Pickerington City Council last week approved spending more than $130,000 to reconstruct a "K-type" intersection of Center Street, Milnor Road and Meadows Boulevard.

Pickerington City Council last week approved spending more than $130,000 to reconstruct a "K-type" intersection of Center Street, Milnor Road and Meadows Boulevard.

Council Aug. 21 unanimously gave final approval to spend up to $133,215 to redesign the intersection.

According to City Engineer Greg Bachman, the work is needed to improve safety at the intersection by reducing confusion among motorists. He also said the cost of the work is expected to be as low as $115,000.

"(It's) mainly for safety to the public," Bachman said of the planned work.

Bachman said the Center-Milnor-Meadows intersection is problematic because its current configuration leads to confusion among drivers over who has the right of way.

The current intersection alignment is known as a "K-type" intersection, Bachman said, because the Milnor and Meadows side roadways come in from one side of Center, making the road arrangement appear like a "K."

He said it's particularly confounding for drivers on Milnor Road and Meadows Boulevard who attempt to exit onto Center Street.

Those problems are compounded, he said, because a hill on Center Street limits visibility.

Council has approved contracting with Newark, Ohio-based Jobes Henderson & Associates Inc. to redesign the intersection.

"There are currently two alternates," Bachman said earlier this month.

"Alternate A separates Milnor and Meadows by about 100 feet, leaving two 'T' intersections with Center Street.

"Alternate B turns Meadows into a cul-de-sac, leaving one 'T' intersection at Milnor and Center."

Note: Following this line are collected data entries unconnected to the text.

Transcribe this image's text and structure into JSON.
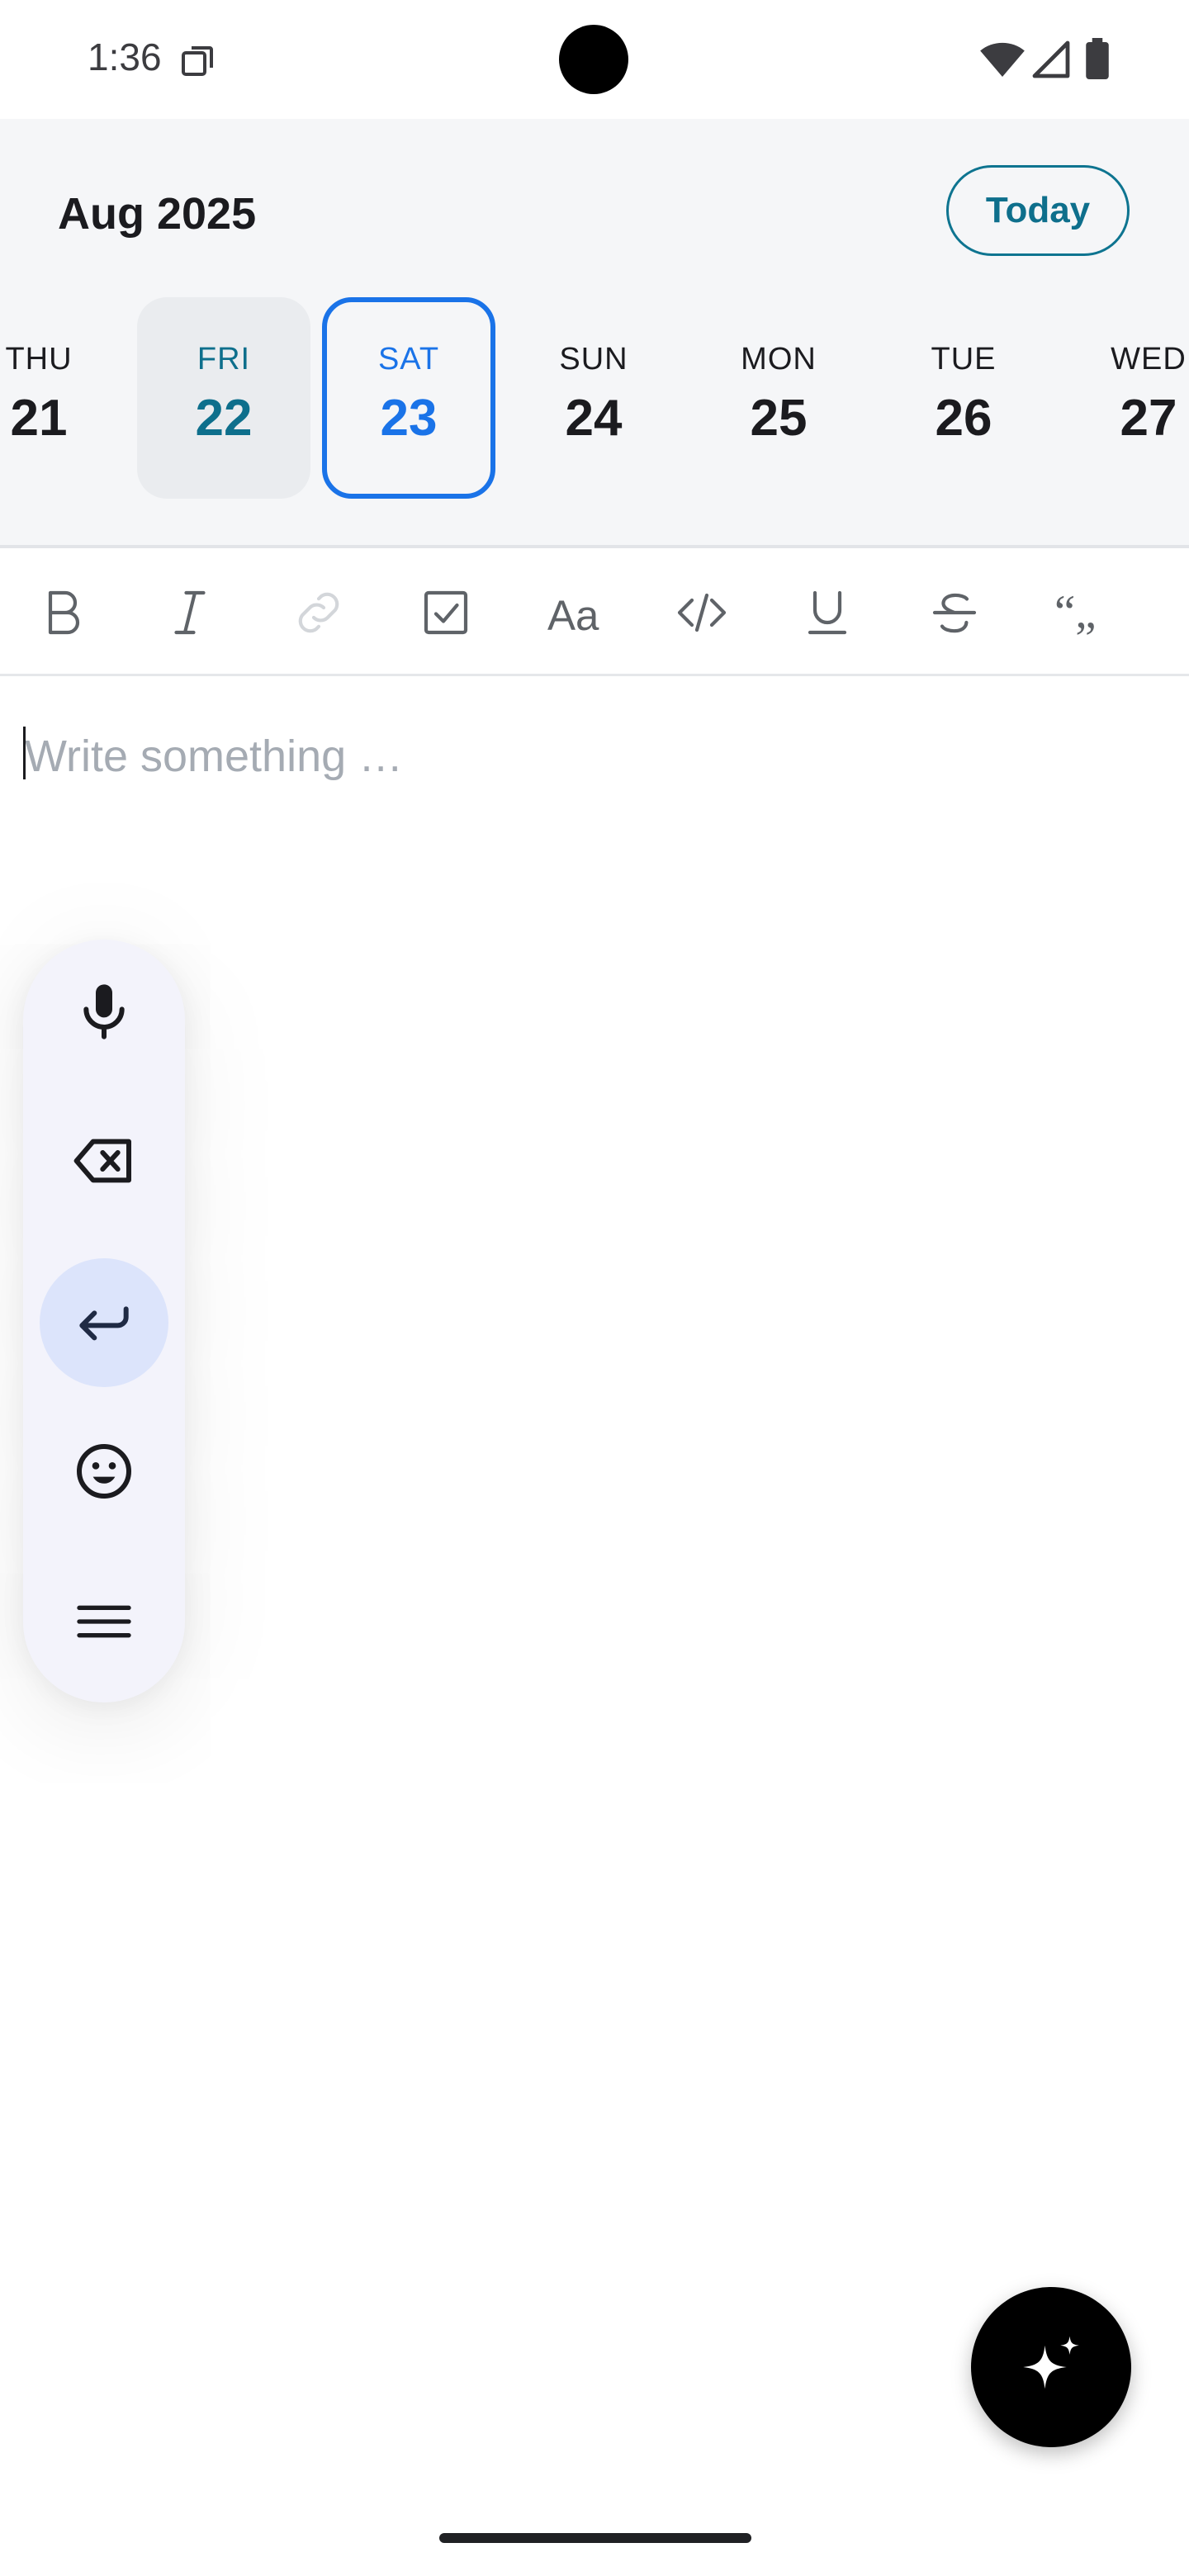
{
  "status_bar": {
    "time": "1:36"
  },
  "calendar": {
    "month_label": "Aug 2025",
    "today_label": "Today",
    "days": [
      {
        "dow": "THU",
        "num": "21",
        "state": "normal"
      },
      {
        "dow": "FRI",
        "num": "22",
        "state": "previous"
      },
      {
        "dow": "SAT",
        "num": "23",
        "state": "selected"
      },
      {
        "dow": "SUN",
        "num": "24",
        "state": "normal"
      },
      {
        "dow": "MON",
        "num": "25",
        "state": "normal"
      },
      {
        "dow": "TUE",
        "num": "26",
        "state": "normal"
      },
      {
        "dow": "WED",
        "num": "27",
        "state": "normal"
      }
    ]
  },
  "toolbar": {
    "buttons": [
      "bold-icon",
      "italic-icon",
      "link-icon",
      "checkbox-icon",
      "text-size-icon",
      "code-icon",
      "underline-icon",
      "strikethrough-icon",
      "quote-icon"
    ],
    "link_disabled": true
  },
  "editor": {
    "placeholder": "Write something …",
    "value": ""
  },
  "floating_toolbar": {
    "buttons": [
      "microphone-icon",
      "backspace-icon",
      "enter-icon",
      "emoji-icon",
      "menu-icon"
    ],
    "active": "enter-icon"
  },
  "fab": {
    "icon": "sparkle-icon"
  },
  "colors": {
    "accent_teal": "#0e6f8c",
    "selected_blue": "#1a73e8",
    "header_bg": "#f5f6f8",
    "pill_bg": "#f3f3fb",
    "pill_active": "#dce4fb"
  }
}
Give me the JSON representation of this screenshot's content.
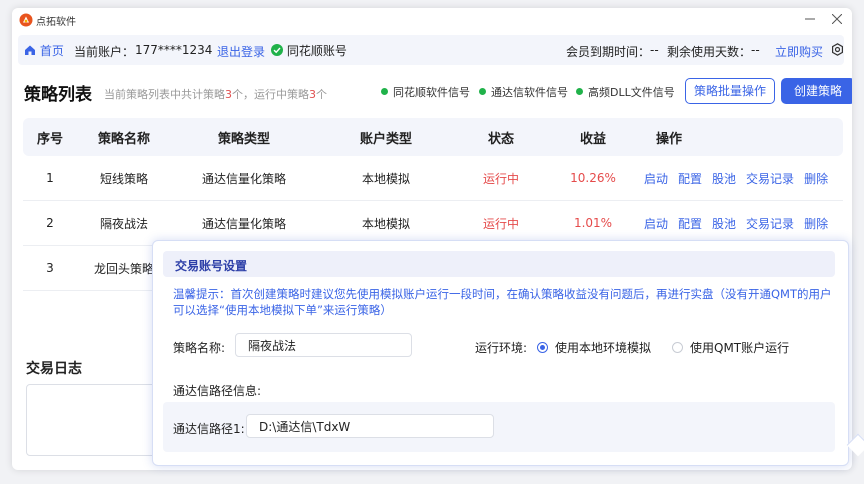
{
  "app": {
    "title": "点拓软件"
  },
  "infobar": {
    "home": "首页",
    "account_label": "当前账户：",
    "account_value": "177****1234",
    "logout": "退出登录",
    "linked_account": "同花顺账号",
    "expire_label": "会员到期时间：",
    "expire_value": "--",
    "remain_label": "剩余使用天数：",
    "remain_value": "--",
    "buy": "立即购买"
  },
  "page": {
    "title": "策略列表",
    "sub_prefix": "当前策略列表中共计策略",
    "total": "3",
    "sub_mid": "个，运行中策略",
    "running": "3",
    "sub_suffix": "个",
    "signals": [
      "同花顺软件信号",
      "通达信软件信号",
      "高频DLL文件信号"
    ],
    "batch_button": "策略批量操作",
    "create_button": "创建策略"
  },
  "table": {
    "headers": [
      "序号",
      "策略名称",
      "策略类型",
      "账户类型",
      "状态",
      "收益",
      "操作"
    ],
    "rows": [
      {
        "index": "1",
        "name": "短线策略",
        "type": "通达信量化策略",
        "account": "本地模拟",
        "status": "运行中",
        "profit": "10.26%"
      },
      {
        "index": "2",
        "name": "隔夜战法",
        "type": "通达信量化策略",
        "account": "本地模拟",
        "status": "运行中",
        "profit": "1.01%"
      },
      {
        "index": "3",
        "name": "龙回头策略"
      }
    ],
    "actions": [
      "启动",
      "配置",
      "股池",
      "交易记录",
      "删除"
    ]
  },
  "log": {
    "title": "交易日志"
  },
  "popup": {
    "title": "交易账号设置",
    "tip_line1": "温馨提示：首次创建策略时建议您先使用模拟账户运行一段时间，在确认策略收益没有问题后，再进行实盘（没有开通QMT的用户",
    "tip_line2": "可以选择“使用本地模拟下单”来运行策略）",
    "name_label": "策略名称:",
    "name_value": "隔夜战法",
    "env_label": "运行环境:",
    "env_options": [
      "使用本地环境模拟",
      "使用QMT账户运行"
    ],
    "env_selected": "使用本地环境模拟",
    "path_section": "通达信路径信息:",
    "path_label": "通达信路径1:",
    "path_value": "D:\\通达信\\TdxW"
  },
  "colors": {
    "accent": "#3a64e6",
    "status_red": "#e54b4b",
    "signal_green": "#20b24a"
  }
}
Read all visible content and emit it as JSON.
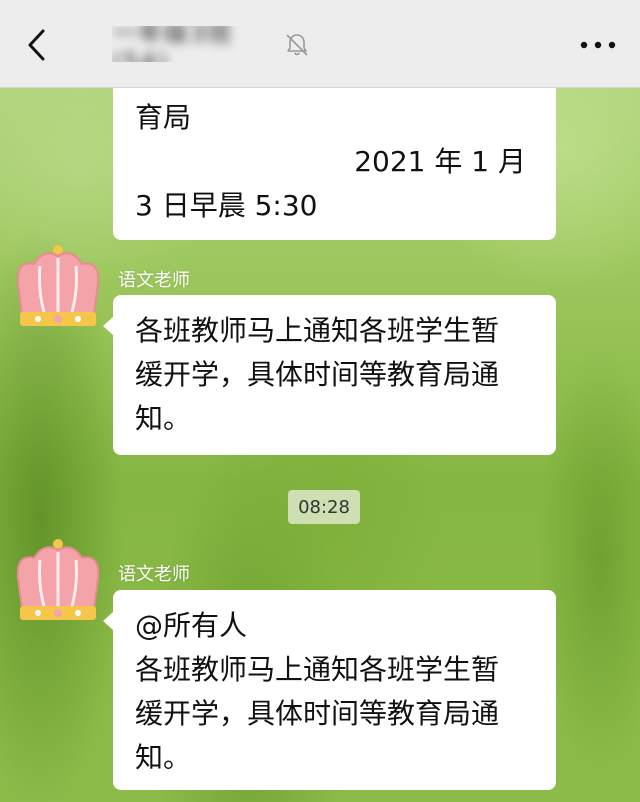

In either alternate, Bachman said, a northbound Center Street left turn lane would be added and the hill on Center Street would be reduced.

Public meetings to discuss the alternates and time for public input before detailed design work is done.

"Meeting dates haven't been determined yet," Bachman said.

"We need to get into the design a little bit so that we have sufficient detail to show the public."

Once a design is determined, the city will bid for the construction of the project.

City officials estimate the construction will cost approximately $450,000.

Construction is expected in 2015 or 2016, depending on the availability of the funding, Bachman said.

He added the work should be completed within one construction season, which typically begins in early fall and ends in October or November.